2020年12月11日 | 昔話(北アメリカ)

     世界むかし話20 カナダの昔話/高村博正・篠田知和基:編訳/ほるぷ出版/1991年

 

 ある日、姉と妹が村のはずれで遊んでいると、地面に象牙のサイコロが落ちていました。ふたりがサイコロをひろおうとすると、すこしさきに、もっときれいなボールが落ちています。そこまでいくと、またそのさきには、かわいい木の人形がおちていました。

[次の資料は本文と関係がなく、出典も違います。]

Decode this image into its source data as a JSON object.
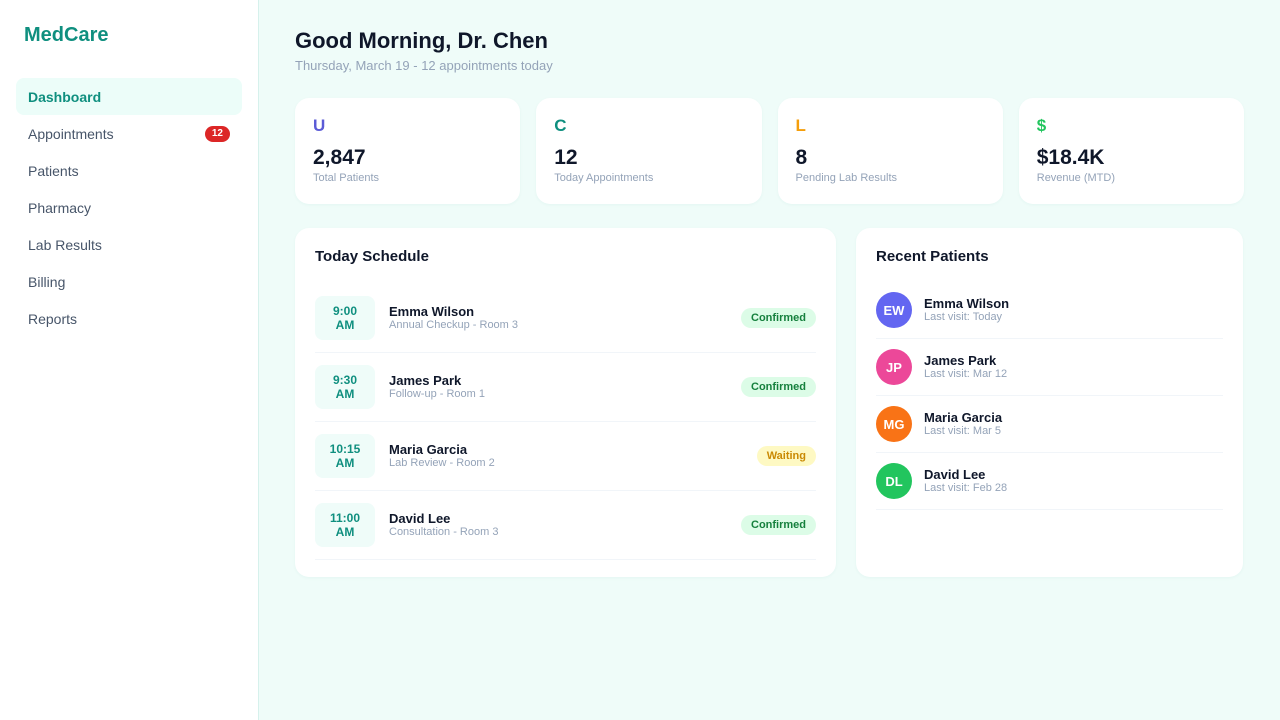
{
  "sidebar": {
    "brand": "MedCare",
    "items": [
      {
        "label": "Dashboard",
        "active": true
      },
      {
        "label": "Appointments",
        "badge": "12"
      },
      {
        "label": "Patients"
      },
      {
        "label": "Pharmacy"
      },
      {
        "label": "Lab Results"
      },
      {
        "label": "Billing"
      },
      {
        "label": "Reports"
      }
    ]
  },
  "header": {
    "greeting": "Good Morning, Dr. Chen",
    "subtitle": "Thursday, March 19 - 12 appointments today"
  },
  "stats": [
    {
      "icon": "U",
      "icon_color": "#5b5bd6",
      "value": "2,847",
      "label": "Total Patients"
    },
    {
      "icon": "C",
      "icon_color": "#0f8f7f",
      "value": "12",
      "label": "Today Appointments"
    },
    {
      "icon": "L",
      "icon_color": "#f59e0b",
      "value": "8",
      "label": "Pending Lab Results"
    },
    {
      "icon": "$",
      "icon_color": "#22c55e",
      "value": "$18.4K",
      "label": "Revenue (MTD)"
    }
  ],
  "schedule": {
    "title": "Today Schedule",
    "items": [
      {
        "time": "9:00",
        "period": "AM",
        "name": "Emma Wilson",
        "desc": "Annual Checkup - Room 3",
        "status": "Confirmed"
      },
      {
        "time": "9:30",
        "period": "AM",
        "name": "James Park",
        "desc": "Follow-up - Room 1",
        "status": "Confirmed"
      },
      {
        "time": "10:15",
        "period": "AM",
        "name": "Maria Garcia",
        "desc": "Lab Review - Room 2",
        "status": "Waiting"
      },
      {
        "time": "11:00",
        "period": "AM",
        "name": "David Lee",
        "desc": "Consultation - Room 3",
        "status": "Confirmed"
      }
    ]
  },
  "recent": {
    "title": "Recent Patients",
    "items": [
      {
        "initials": "EW",
        "color": "#6366f1",
        "name": "Emma Wilson",
        "visit": "Last visit: Today"
      },
      {
        "initials": "JP",
        "color": "#ec4899",
        "name": "James Park",
        "visit": "Last visit: Mar 12"
      },
      {
        "initials": "MG",
        "color": "#f97316",
        "name": "Maria Garcia",
        "visit": "Last visit: Mar 5"
      },
      {
        "initials": "DL",
        "color": "#22c55e",
        "name": "David Lee",
        "visit": "Last visit: Feb 28"
      }
    ]
  },
  "colors": {
    "accent": "#0f8f7f",
    "badge_red": "#dc2626",
    "confirmed_bg": "#dcfce7",
    "confirmed_text": "#15803d",
    "waiting_bg": "#fef9c3",
    "waiting_text": "#ca8a04"
  }
}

 つぎつぎとおもちゃを拾いながらを村を離れていくと、石でできた家の前までやってきました。こんどもおもちゃは家のなかにありました。ふたりがおもわず家の中に入ると、中には年とったおばあさんがいて、あっというまに大きな石の戸で、出口をふさいでしまいました。となりの小さな部屋には,人間の骨がたくさんころがっています。ここはまほうつかいのおばばの家で、おばばは、おもちゃで子どもをおびきよせては、食べていたのです。

 しっかり者の姉が「うまくわたしたちをつかまえたものね。おばあさん。でも、ちゃんと戸をしめておかないと、にげちゃうわよ。」といったので、おばばは、戸をしっかりしめかどうか心配し、念のため、もっとしっかりしめなおすことにしました。

 おばばが重い大きな石で戸をしめなおしているうちに、妹は壁に穴をあけ、ふたりとも逃げ出しました。

 ふたりの話をきいた村人は、みんなでまほうつかいの家にでかけ「おばあさん、足の爪が伸びているね。きれいに切ってあげようか」と、声をかけ、その気になったおばばが、窓から足をつきだすと、村人は、おばばの足にロープをしっかり結びつけました。おばばが大暴れすると、村人全員でロープをひっぱり、おばばを石の家からひっぱりだします。

 おばばが、「わしもこれでさいごのようじゃから、いいことをおしえてあげよう。わしの歯は、みんながほしがっている火打ち石でできているし、胃袋は鉄砲玉を作る鉛でできている。膝には宝石の蝶番がついているのさ」というので、村人はおばばをころし、ばらばらにしてみました。するとおばばのいうとおりのものがでてきて、みんなは大よろこびでこの宝物を山わけしました。

 通常の昔話はここで終わりですが、このあと、ほかの話にみられないオチがあります。

 次の朝、宝物は、ただの骨と皮になっていたのです。

 

 おもちゃで、子どもを誘惑するというのは、はじめて。宝物が鉄砲玉というのもカナダ・イヌイット(エスキモー)らしい話です。